El papelón de Florencia Arietto no admite demasiadas vueltas. En un video tan absurdo como inentendible, la senadora provincial celebró en su cuenta de Twitter, con tono infantil, el procesamiento de dirigentes de la AFA, cantando en loop “Justicia, justicia, justicia, perseguirás… la justicia llega” y rematando con un “Toviggino, Chiqui Tapia” que roza lo ridículo.
La escena, más cercana a un sketch bobo que a una intervención política, la expone tal como es, con una forma de comunicar que confunde la función pública con la búsqueda desesperada de viralización.
En paralelo, el trasfondo es de todo menos liviano. El procesamiento de Claudio Tapia y Pablo Toviggino por presuntas irregularidades financieras (con prohibición de salida del país incluida) sacude a la AFA en un momento delicado.
Están en juego el manejo de recursos, la conducción del fútbol argentino y la credibilidad de una estructura que atraviesa, otra vez, un tembladeral institucional.
Crónica de una obsesión
Lo que podría haber sido una oportunidad para fijar una posición política clara terminó diluyéndose en una intervención vergonzosa. Como de revanchismo personal.
Arietto no aporta datos, no explica, no profundiza: apenas se limita a una chicana de bajo vuelo. Un festejo como si fuera justamente un partido de fútbol.

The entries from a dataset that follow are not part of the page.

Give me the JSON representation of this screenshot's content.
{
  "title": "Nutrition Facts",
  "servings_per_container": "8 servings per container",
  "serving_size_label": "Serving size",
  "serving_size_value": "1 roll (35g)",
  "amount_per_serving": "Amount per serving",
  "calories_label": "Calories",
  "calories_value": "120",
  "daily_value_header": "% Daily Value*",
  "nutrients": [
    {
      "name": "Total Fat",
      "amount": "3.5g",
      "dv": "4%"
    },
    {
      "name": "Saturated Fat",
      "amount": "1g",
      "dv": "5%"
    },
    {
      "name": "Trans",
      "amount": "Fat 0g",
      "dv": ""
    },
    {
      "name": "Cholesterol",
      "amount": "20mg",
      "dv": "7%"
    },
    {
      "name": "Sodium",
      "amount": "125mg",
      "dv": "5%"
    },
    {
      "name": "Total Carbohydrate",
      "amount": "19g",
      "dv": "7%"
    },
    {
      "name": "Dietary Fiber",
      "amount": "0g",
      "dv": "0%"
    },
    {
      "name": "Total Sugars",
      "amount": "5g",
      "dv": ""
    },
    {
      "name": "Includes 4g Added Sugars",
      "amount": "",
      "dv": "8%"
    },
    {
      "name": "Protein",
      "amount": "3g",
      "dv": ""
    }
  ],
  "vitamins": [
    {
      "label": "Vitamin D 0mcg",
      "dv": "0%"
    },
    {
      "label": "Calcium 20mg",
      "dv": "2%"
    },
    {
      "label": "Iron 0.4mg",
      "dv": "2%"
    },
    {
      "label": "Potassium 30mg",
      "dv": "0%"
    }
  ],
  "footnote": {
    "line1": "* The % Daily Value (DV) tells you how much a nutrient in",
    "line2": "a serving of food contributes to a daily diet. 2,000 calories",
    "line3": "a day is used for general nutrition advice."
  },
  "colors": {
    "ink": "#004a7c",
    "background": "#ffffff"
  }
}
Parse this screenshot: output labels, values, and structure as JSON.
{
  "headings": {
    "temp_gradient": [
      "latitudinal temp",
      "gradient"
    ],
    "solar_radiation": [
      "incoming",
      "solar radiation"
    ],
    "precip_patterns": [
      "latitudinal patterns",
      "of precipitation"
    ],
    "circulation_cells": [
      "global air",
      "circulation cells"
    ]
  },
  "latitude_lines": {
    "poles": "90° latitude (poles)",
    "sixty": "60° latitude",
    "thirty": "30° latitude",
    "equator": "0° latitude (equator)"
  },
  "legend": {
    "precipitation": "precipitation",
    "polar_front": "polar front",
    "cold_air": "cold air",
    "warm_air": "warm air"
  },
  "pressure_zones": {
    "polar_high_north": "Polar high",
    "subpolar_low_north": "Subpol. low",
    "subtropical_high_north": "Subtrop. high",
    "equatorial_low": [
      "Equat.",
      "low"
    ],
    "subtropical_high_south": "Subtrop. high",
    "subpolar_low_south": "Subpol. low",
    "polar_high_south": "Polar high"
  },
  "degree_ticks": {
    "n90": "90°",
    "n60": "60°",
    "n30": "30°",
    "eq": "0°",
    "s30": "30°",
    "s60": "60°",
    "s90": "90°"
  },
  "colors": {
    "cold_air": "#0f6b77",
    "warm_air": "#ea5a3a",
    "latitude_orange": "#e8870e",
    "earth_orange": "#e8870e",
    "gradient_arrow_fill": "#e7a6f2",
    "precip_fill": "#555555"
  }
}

En ese registro, el debate desaparece y es reemplazado por una lógica de estímulo inmediato, donde importa más el eco en redes que la consistencia del mensaje.
¿Estrategia o espasmo digital?
La pregunta es inevitable: ¿hay detrás de esto una estrategia o simplemente un impulso sin filtro? Porque si la intención era capitalizar políticamente un hecho de peso, el resultado fue exactamente el contrario.
Lejos de instalar una discusión seria, y generar identificación con quien la ve, esa escena de la senadora provincial termina degradando el tema y reduciéndolo a un intercambio de provocaciones.
El contraste es brutal. Mientras una causa judicial abre interrogantes profundos sobre el poder en el fútbol argentino, a días del Mundial, una representante pública, elegida por el pueblo responde con una puesta en escena infantil y vergonzante. En ese desfasaje, la política pierde densidad y se vuelve apenas ruido.